John Jeffrey: And I think the best example of that is one of the fields we've been in the longest would be the Viking. And the Viking for almost 5 or 6 years in a row, I believe, that type curve has increased because we've had such great results in that field. So again, it's -- the more time we spend this field, the more data points we have, the more confidence we get, and that allows us to take higher estimates on those wells. Again, the Viking is the best case because we were beating type curves consistently for 6 years in a row. And each one of those 6 years, you've seen that type curve come up. So again, something that hopefully, we can continue these great results in our other fields, and you'll see that similar trend.

Abhishek Patwardhan: And John, remind me for Viking, how much above the type curve are you right now? I mean when I say type curve, I mean the type curve that you got credit for in your reserve report last year?

John Jeffrey: So this year, we have actually deferred a Viking program. Again, in favor of with this commodity price and the relatively higher declines you get in the Viking, we deferred that in favor of some of these tuck-in acquisitions. The last Viking program that we executed on was last year. I think we're 22% ahead of type curve there. So strong consistent results, which is what we like. But again, as the type curve comes up, year-over-year, your beat on that will eventually decline until you're at type curve. And that's the point is not just to beat the type curve, but eventually land on it. So you're booking properly, you're executing accordingly. But yes, so no Viking results so far this year. But in the past, we have managed to beat our expectations even with those expectations rising year-over-year.

Abhishek Patwardhan: Got it. Would you mind sharing some color on hedging? I'm curious how hedged you are right now and if there is any changes to the hedging philosophy internally?

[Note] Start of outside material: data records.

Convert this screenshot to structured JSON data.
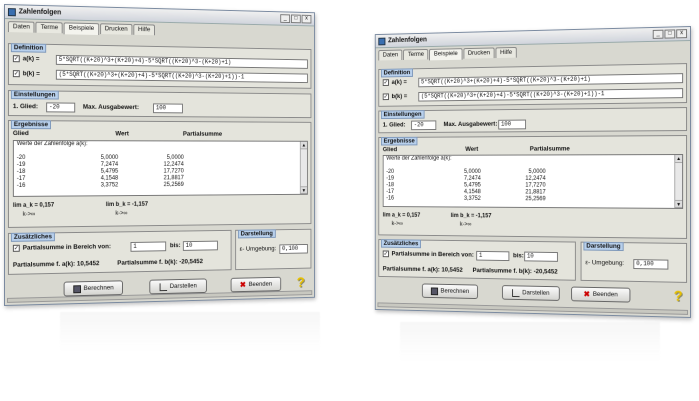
{
  "window": {
    "title": "Zahlenfolgen"
  },
  "tabs": [
    "Daten",
    "Terme",
    "Beispiele",
    "Drucken",
    "Hilfe"
  ],
  "definition": {
    "label": "Definition",
    "a_label": "a(k) =",
    "a_value": "5*SQRT((K+20)^3+(K+20)+4)-5*SQRT((K+20)^3-(K+20)+1)",
    "b_label": "b(k) =",
    "b_value": "(5*SQRT((K+20)^3+(K+20)+4)-5*SQRT((K+20)^3-(K+20)+1))-1",
    "a_checked": "✓",
    "b_checked": "✓"
  },
  "einstellungen": {
    "label": "Einstellungen",
    "first_label": "1. Glied:",
    "first_value": "-20",
    "max_label": "Max. Ausgabewert:",
    "max_value": "100"
  },
  "ergebnisse": {
    "label": "Ergebnisse",
    "col_glied": "Glied",
    "col_wert": "Wert",
    "col_partial": "Partialsumme",
    "list_header": "Werte der Zahlenfolge a(k):",
    "rows": [
      {
        "glied": "-20",
        "wert": "5,0000",
        "partial": "5,0000"
      },
      {
        "glied": "-19",
        "wert": "7,2474",
        "partial": "12,2474"
      },
      {
        "glied": "-18",
        "wert": "5,4795",
        "partial": "17,7270"
      },
      {
        "glied": "-17",
        "wert": "4,1548",
        "partial": "21,8817"
      },
      {
        "glied": "-16",
        "wert": "3,3752",
        "partial": "25,2569"
      }
    ],
    "lim_a": "lim a_k = 0,157",
    "lim_a_sub": "k->∞",
    "lim_b": "lim b_k = -1,157",
    "lim_b_sub": "k->∞"
  },
  "zusaetzliches": {
    "label": "Zusätzliches",
    "checkbox_label": "Partialsumme in Bereich von:",
    "checked": "✓",
    "from_value": "1",
    "bis_label": "bis:",
    "to_value": "10",
    "partial_a": "Partialsumme f. a(k): 10,5452",
    "partial_b": "Partialsumme f. b(k): -20,5452"
  },
  "darstellung": {
    "label": "Darstellung",
    "umgebung_label": "ε- Umgebung:",
    "umgebung_left": "0,100",
    "umgebung_right": "0,100"
  },
  "buttons": {
    "berechnen": "Berechnen",
    "darstellen": "Darstellen",
    "beenden": "Beenden"
  },
  "icons": {
    "help": "?",
    "minimize": "_",
    "maximize": "□",
    "close": "x"
  },
  "colors": {
    "group_label_bg": "#b8d0ec",
    "window_bg": "#d8d8d0"
  }
}
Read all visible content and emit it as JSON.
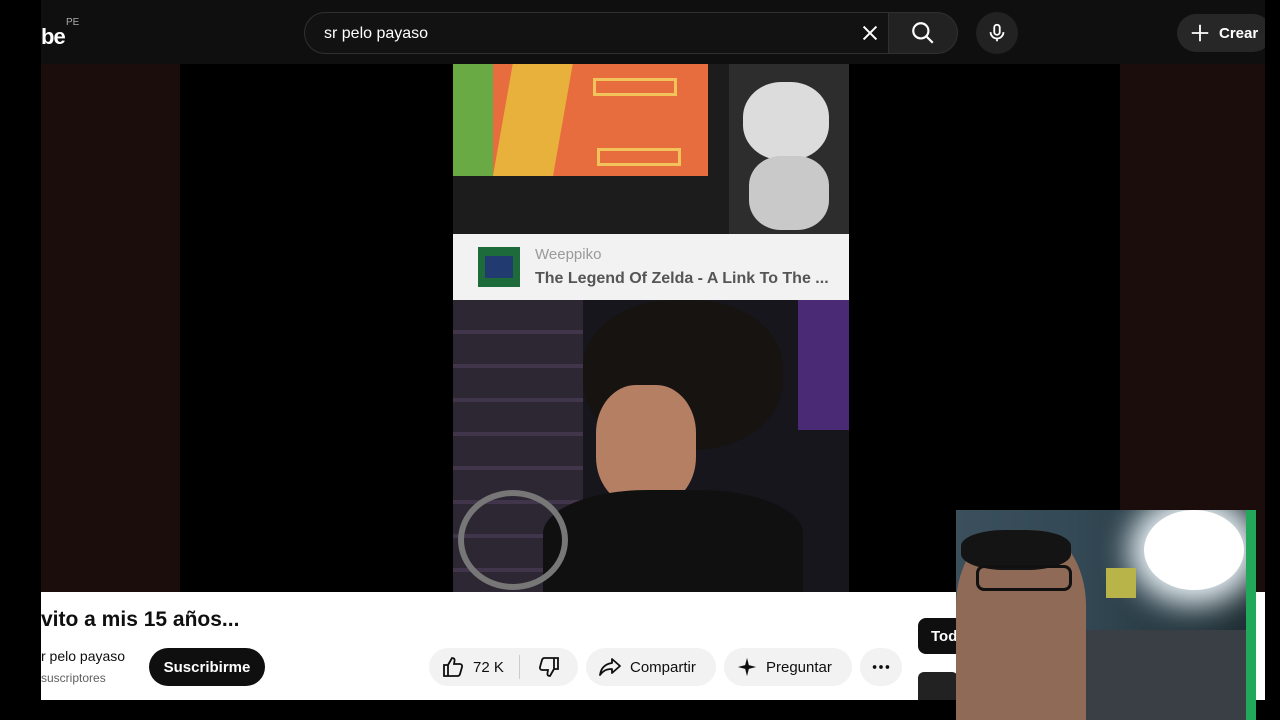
{
  "header": {
    "logo_text": "be",
    "country_code": "PE",
    "search_value": "sr pelo payaso",
    "create_label": "Crear"
  },
  "video_overlay": {
    "card_channel": "Weeppiko",
    "card_title": "The Legend Of Zelda - A Link To The ..."
  },
  "video": {
    "title": "vito a mis 15 años...",
    "channel_name": "r pelo payaso",
    "subscribers": "suscriptores",
    "subscribe_label": "Suscribirme",
    "likes": "72 K",
    "share_label": "Compartir",
    "ask_label": "Preguntar"
  },
  "sidebar": {
    "chip_label": "Tod"
  },
  "icons": [
    "close-icon",
    "search-icon",
    "mic-icon",
    "plus-icon",
    "like-icon",
    "dislike-icon",
    "share-icon",
    "sparkle-icon",
    "more-icon"
  ],
  "colors": {
    "background": "#0f0f0f",
    "subscribe_bg": "#0f0f0f",
    "pill_bg": "#f2f2f2"
  }
}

John Jeffrey: Yes. So I'll pass that over to Scott to have a couple of comments. I will say, I think this will make this part of our corporate presentation moving forward. We have been really lucky this year in that the 3 times we have added hedges were the 3 highest oil prices we've seen in the last 10 months. But as far as the amount hedged and where we're at with that hedge book, I'll pass it over to Scott.

Scott Sanborn: Abhi, Scott here. Yes. So currently, right now, we're 50% hedged on a 12-month basis on oil and liquid volumes. We've been pretty active on the gas front as well. So we're between 50% and 70% of gas between 280 and 350 makes up a small proportion of our production, but still there, nonetheless. Thereafter, we're about 20% for the following 6 months. So we're pretty active in the market. As John mentioned, we did take the opportunity this year to hedge at the peaks of oil in early January and again in August. And we layered on some subsequent hedges in our financial statements as noted yesterday.

Abhishek Patwardhan: Got it. And one last one for me. What's the base decline across all the assets, the entire portfolio right now?

John Jeffrey: Yes. So I think going into '26, you should see a decline right around, I would think that 21%, 22% kind of depends on if it's an annual average or specific to, say, January 1. But I think we're going to be somewhere in that low 20s would be a great number to use.

Operator: Thank you. And that's all the time we have questions for today. So this concludes today's conference call. You may now disconnect your lines. Thank you for participating, and have a pleasant day.